By the way, I haven't contributed to FSD for a while now because I have been disheartened by "contributions" that verge on trolling -- as some of us have not only noticed but commented on. GMD is still a haven of civility, but FSD has slightly lost that status for me, I am sad to say.

27wcarter
Mai 1, 2018, 10:54 pm

>26 NYCFaddict:
Please come back, we miss you.
You can always block the threads you dislike.

28bacchus.
Modifié : Mai 6, 2018, 9:52 am

I recently received the Hyde flavour and I'm impressed. I sent an email to praise Amaranthine's early efforts and Marco assured me there's more easter eggs in the book (other than the sticker inside the slipcase which NYCFaddict already mentioned). The illustrations are beautiful and merge nicely with the black pages. Overall meticulously done. Even the bubblewrap was black. I'm a fan and will follow Amaranthine closely.

29BionicJim
Modifié : Août 23, 2020, 7:07 pm

I didn’t find Strange Case ML on the drive. Anyone have it to upload? Thanks in advance.
I just ordered the Hyde edition of this and am looking forward to it, but would love to compare notes with the LEC Edition that I don’t own.

30BuzzBuzzard
Août 25, 2020, 9:57 am

>29 BionicJim: Hi Jim. Please look for it in the LEC ML Upload folder.

31BionicJim
Août 25, 2020, 1:16 pm

>30 BuzzBuzzard: Many thanks and, per usual there is a surprise: “Jekyll is pronounced as Jeek'll.” Really?

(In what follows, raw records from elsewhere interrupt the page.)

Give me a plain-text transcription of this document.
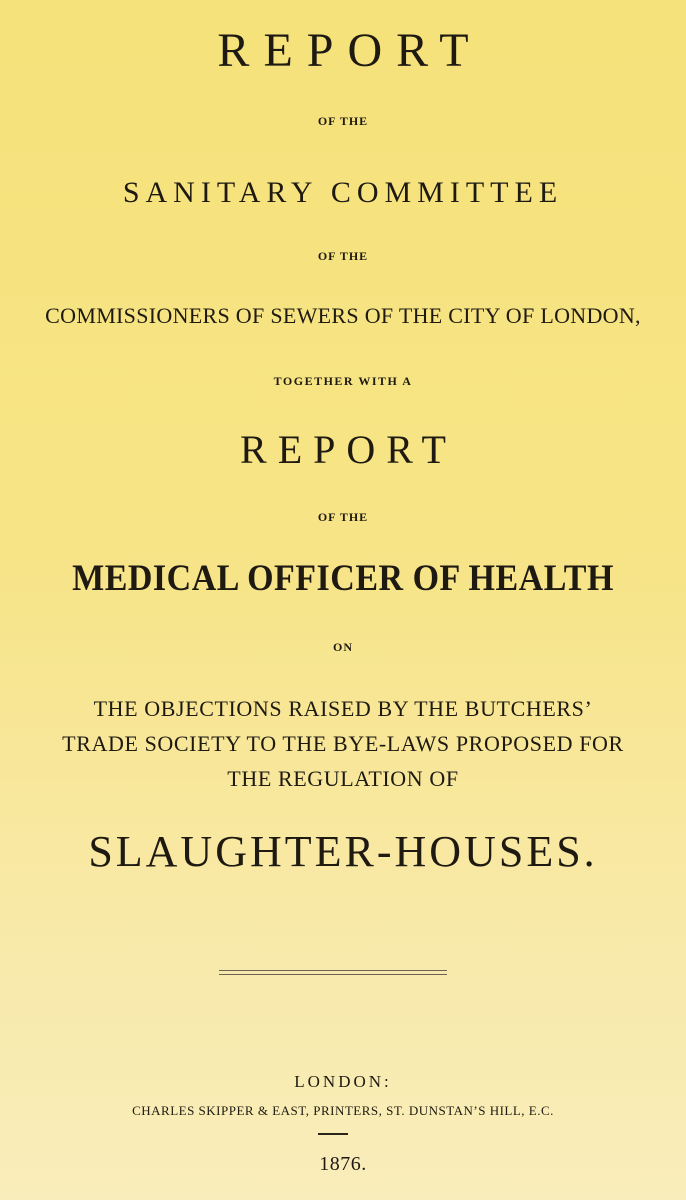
REPORT
OF THE
SANITARY COMMITTEE
OF THE
COMMISSIONERS OF SEWERS OF THE CITY OF LONDON,
TOGETHER WITH A
REPORT
OF THE
MEDICAL OFFICER OF HEALTH
ON
THE OBJECTIONS RAISED BY THE BUTCHERS’
TRADE SOCIETY TO THE BYE-LAWS PROPOSED FOR
THE REGULATION OF
SLAUGHTER-HOUSES.
LONDON:
CHARLES SKIPPER & EAST, PRINTERS, ST. DUNSTAN’S HILL, E.C.
1876.
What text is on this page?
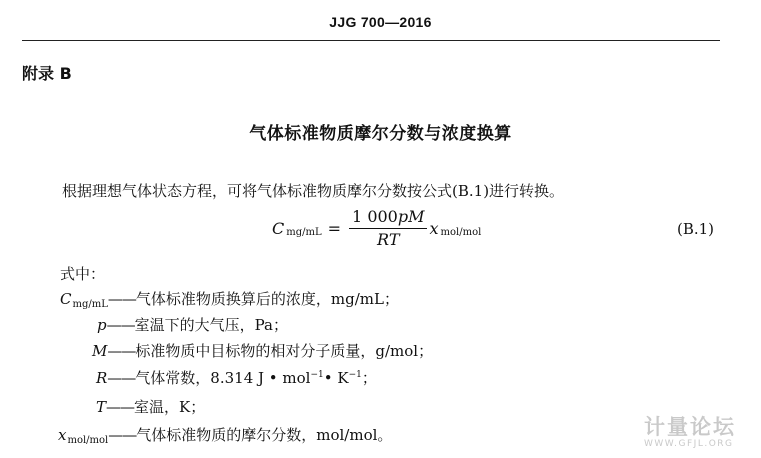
JJG 700—2016
附录 B
气体标准物质摩尔分数与浓度换算
根据理想气体状态方程，可将气体标准物质摩尔分数按公式(B.1)进行转换。
C $mg/mL = \frac{1 000pM}{RT}$ x mol/mol	(B.1)
式中：
C mg/mL —— 气体标准物质换算后的浓度，mg/mL；
p —— 室温下的大气压，Pa；
M —— 标准物质中目标物的相对分子质量，g/mol；
R —— 气体常数，8.314 J • mol −1 • K −1 ；
T —— 室温，K；
x mol/mol —— 气体标准物质的摩尔分数，mol/mol。	计量论坛
WWW.GFJL.ORG
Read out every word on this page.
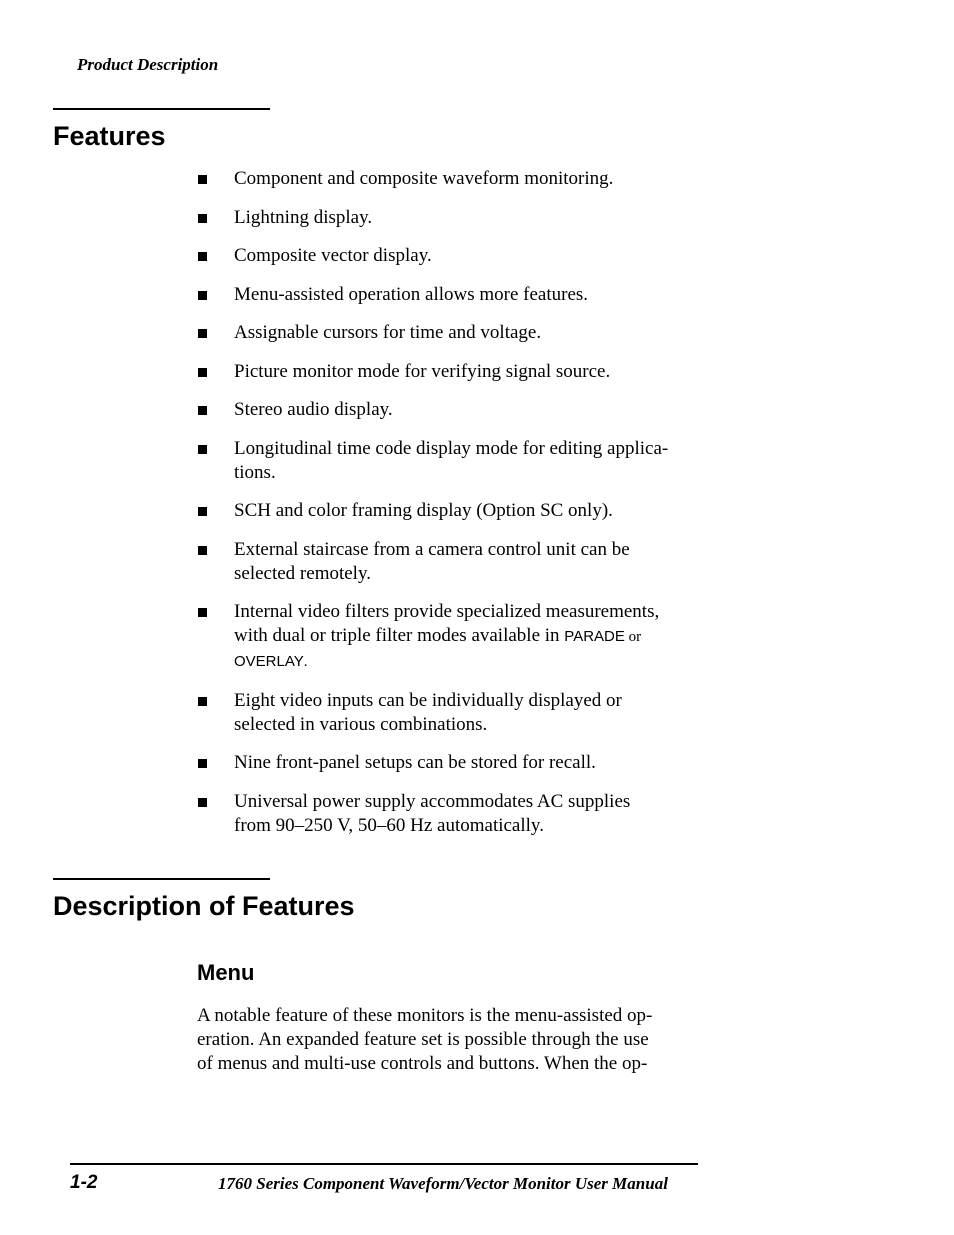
Product Description
Features
Component and composite waveform monitoring.
Lightning display.
Composite vector display.
Menu-assisted operation allows more features.
Assignable cursors for time and voltage.
Picture monitor mode for verifying signal source.
Stereo audio display.
Longitudinal time code display mode for editing applica-
tions.
SCH and color framing display (Option SC only).
External staircase from a camera control unit can be
selected remotely.
Internal video filters provide specialized measurements,
with dual or triple filter modes available in PARADE or
OVERLAY.
Eight video inputs can be individually displayed or
selected in various combinations.
Nine front-panel setups can be stored for recall.
Universal power supply accommodates AC supplies
from 90–250 V, 50–60 Hz automatically.
Description of Features
Menu
A notable feature of these monitors is the menu-assisted op-
eration. An expanded feature set is possible through the use
of menus and multi-use controls and buttons. When the op-
1-2	1760 Series Component Waveform/Vector Monitor User Manual
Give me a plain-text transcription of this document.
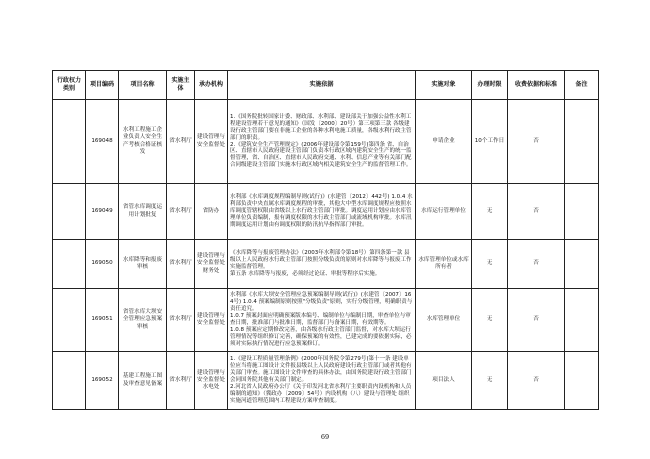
行政权力类别	项目编码	项目名称	实施主体	承办机构	实施依据	实施对象	办理时限	收费依据和标准	备注
	169048	水利工程施工企业负责人安全生产考核合格证核发	省水利厅	建设管理与安全监督处	1.《国务院批转国家计委、财政部、水利部、建设部关于加强公益性水利工程建设管理若干意见的通知》（国发〔2000〕20号）第三项第三款 各级建设行政主管部门要在非施工企业的各种水利电施工质量，各级水利行政主管部门的职责。

2.《建筑安全生产管理规定》(2006年建设部令第159号)第四条 省、自治区、直辖市人民政府建设主管部门负责本行政区域内建筑安全生产的统一监督管理，省、自治区、直辖市人民政府交通、水利、信息产业等有关部门配合同级建设主管部门实施本行政区域内相关建筑安全生产的监督管理工作。	申请企业	10个工作日	否	
	169049	省管水库调度运用计划批复	省水利厅	省防办	水利部《水库调度规程编制导则(试行)》(水建管〔2012〕442号) 1.0.4 水利部负责中央直属水库调度规程的审批，其他大中型水库调度规程应按照水库调度管辖权限由省级以上水行政主管部门审批。调度运用计划应由水库管理单位负责编制，报有调度权限的水行政主管部门或流域机构审批。水库汛期调度运用计划由有调度权限的防汛抗旱指挥部门审批。	水库运行管理单位	无	否	
	169050	水库降等和报废审核	省水利厅	建设管理与安全监督处 财务处	《水库降等与报废管理办法》（2003年水利部令第18号）第四条第一款 县级以上人民政府水行政主管部门按照分级负责的原则对水库降等与报废工作实施监督管理。

第五条 水库降等与报废，必须经过论证、审批等程序后实施。	水库管理单位或水库所有者	无	否	
	169051	省管水库大坝安全管理应急预案审核	省水利厅	建设管理与安全监督处	水利部《水库大坝安全管理应急预案编制导则(试行)》(水建管〔2007〕164号) 1.0.4 预案编制原则按照"分级负责"原则，实行分级管理，明确职责与责任追究。

1.0.7 预案封面应明确预案版本编号、编制单位与编制日期，审查单位与审查日期，批准部门与批准日期，监督部门与备案日期，有效期等。

1.0.8 预案应定期修改完善，由各级水行政主管部门监督，对水库大坝运行管理情况等组织修订完善，确保预案的有效性，已建完成的要依据实际，必须对实际执行情况进行应急预案修订。	水库管理单位	无	否	
	169052	基建工程施工图及审查意见备案	省水利厅	建设管理与安全监督处 水电处	1.《建设工程质量管理条例》(2000年国务院令第279号)第十一条 建设单位应当将施工图设计文件报县级以上人民政府建设行政主管部门或者其他有关部门审查。施工图设计文件审查的具体办法，由国务院建设行政主管部门会同国务院其他有关部门制定。

2.河北省人民政府办公厅《关于印发河北省水利厅主要职责内设机构和人员编制的通知》（冀政办〔2009〕54号）内设机构（八）建设与管理处 组织实施河道管理范围内工程建设方案审查制度。	项目法人	无	否	
69
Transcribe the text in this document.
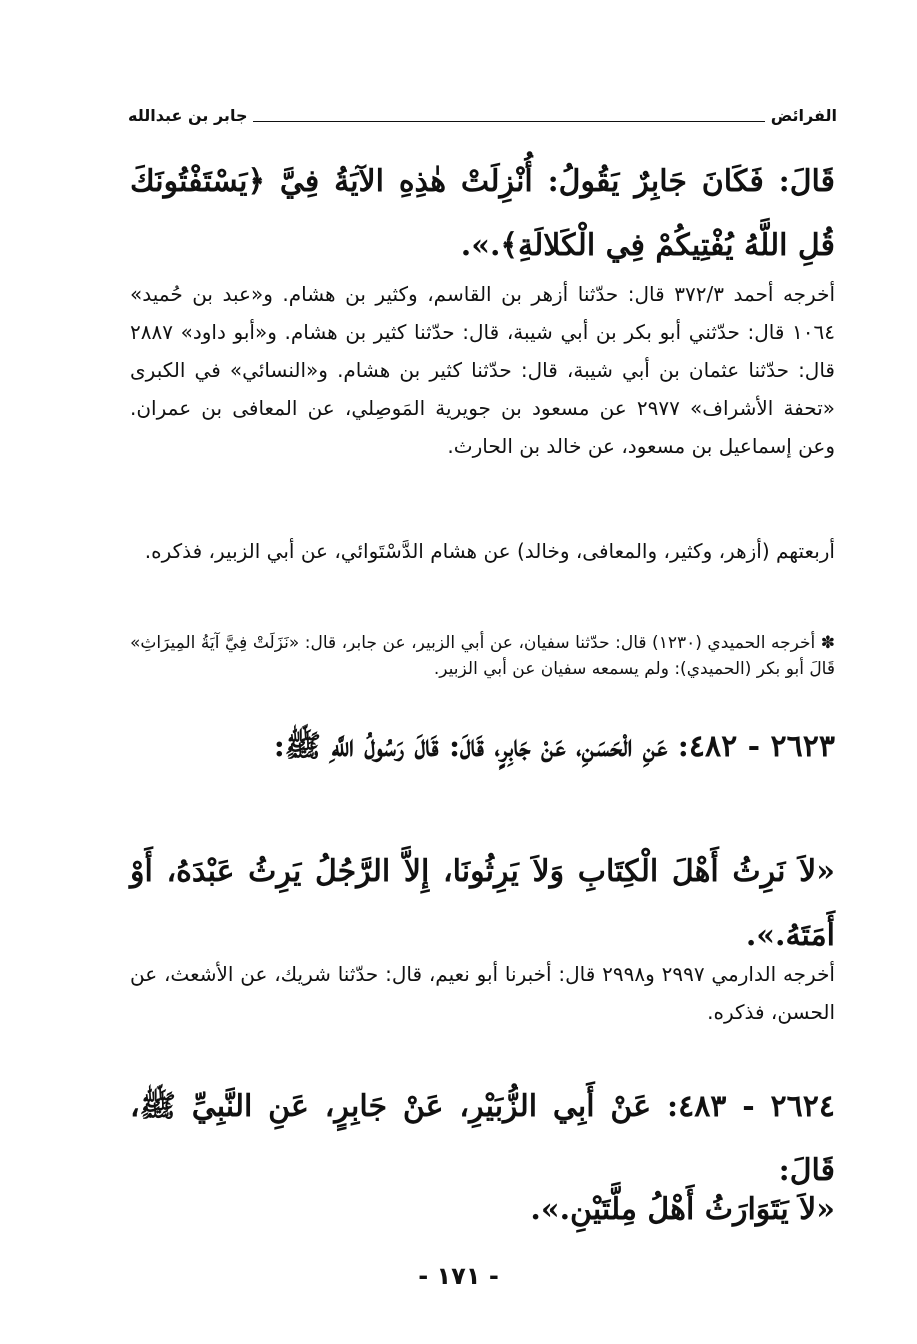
الفرائض
جابر بن عبدالله
قَالَ: فَكَانَ جَابِرٌ يَقُولُ: أُنْزِلَتْ هٰذِهِ الآيَةُ فِيَّ ﴿يَسْتَفْتُونَكَ قُلِ اللَّهُ يُفْتِيكُمْ فِي الْكَلالَةِ﴾.».
أخرجه أحمد ٣٧٢/٣ قال: حدّثنا أزهر بن القاسم، وكثير بن هشام. و«عبد بن حُميد» ١٠٦٤ قال: حدّثني أبو بكر بن أبي شيبة، قال: حدّثنا كثير بن هشام. و«أبو داود» ٢٨٨٧ قال: حدّثنا عثمان بن أبي شيبة، قال: حدّثنا كثير بن هشام. و«النسائي» في الكبرى «تحفة الأشراف» ٢٩٧٧ عن مسعود بن جويرية المَوصِلي، عن المعافى بن عمران. وعن إسماعيل بن مسعود، عن خالد بن الحارث.
أربعتهم (أزهر، وكثير، والمعافى، وخالد) عن هشام الدَّسْتَوائي، عن أبي الزبير، فذكره.
✽ أخرجه الحميدي (١٢٣٠) قال: حدّثنا سفيان، عن أبي الزبير، عن جابر، قال: «نَزَلَتْ فِيَّ آيَةُ المِيرَاثِ» قَالَ أبو بكر (الحميدي): ولم يسمعه سفيان عن أبي الزبير.
٢٦٢٣ - ٤٨٢: عَنِ الْحَسَنِ، عَنْ جَابِرٍ، قَالَ: قَالَ رَسُولُ اللَّهِ ﷺ:
«لاَ نَرِثُ أَهْلَ الْكِتَابِ وَلاَ يَرِثُونَا، إِلاَّ الرَّجُلُ يَرِثُ عَبْدَهُ، أَوْ أَمَتَهُ.».
أخرجه الدارمي ٢٩٩٧ و٢٩٩٨ قال: أخبرنا أبو نعيم، قال: حدّثنا شريك، عن الأشعث، عن الحسن، فذكره.
٢٦٢٤ - ٤٨٣: عَنْ أَبِي الزُّبَيْرِ، عَنْ جَابِرٍ، عَنِ النَّبِيِّ ﷺ، قَالَ:
«لاَ يَتَوَارَثُ أَهْلُ مِلَّتَيْنِ.».
- ١٧١ -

This story has become so well-known that I never felt the need to read it until recently when a friend asked if I’d discuss it over coffee. My experience wasn’t unexpected at first, it seemed like it trudged along and there was no real mystery for me. Then the last chapter hit me with such power that it is obvious why it is a classic - not simply due to the twist ending that everyone already knows. I’d heard this may have been a response to “Crime and Punishment” and, if so, RLS did in about 100 pages where Dostoyevsky used 600 plus- both with tremendous effect.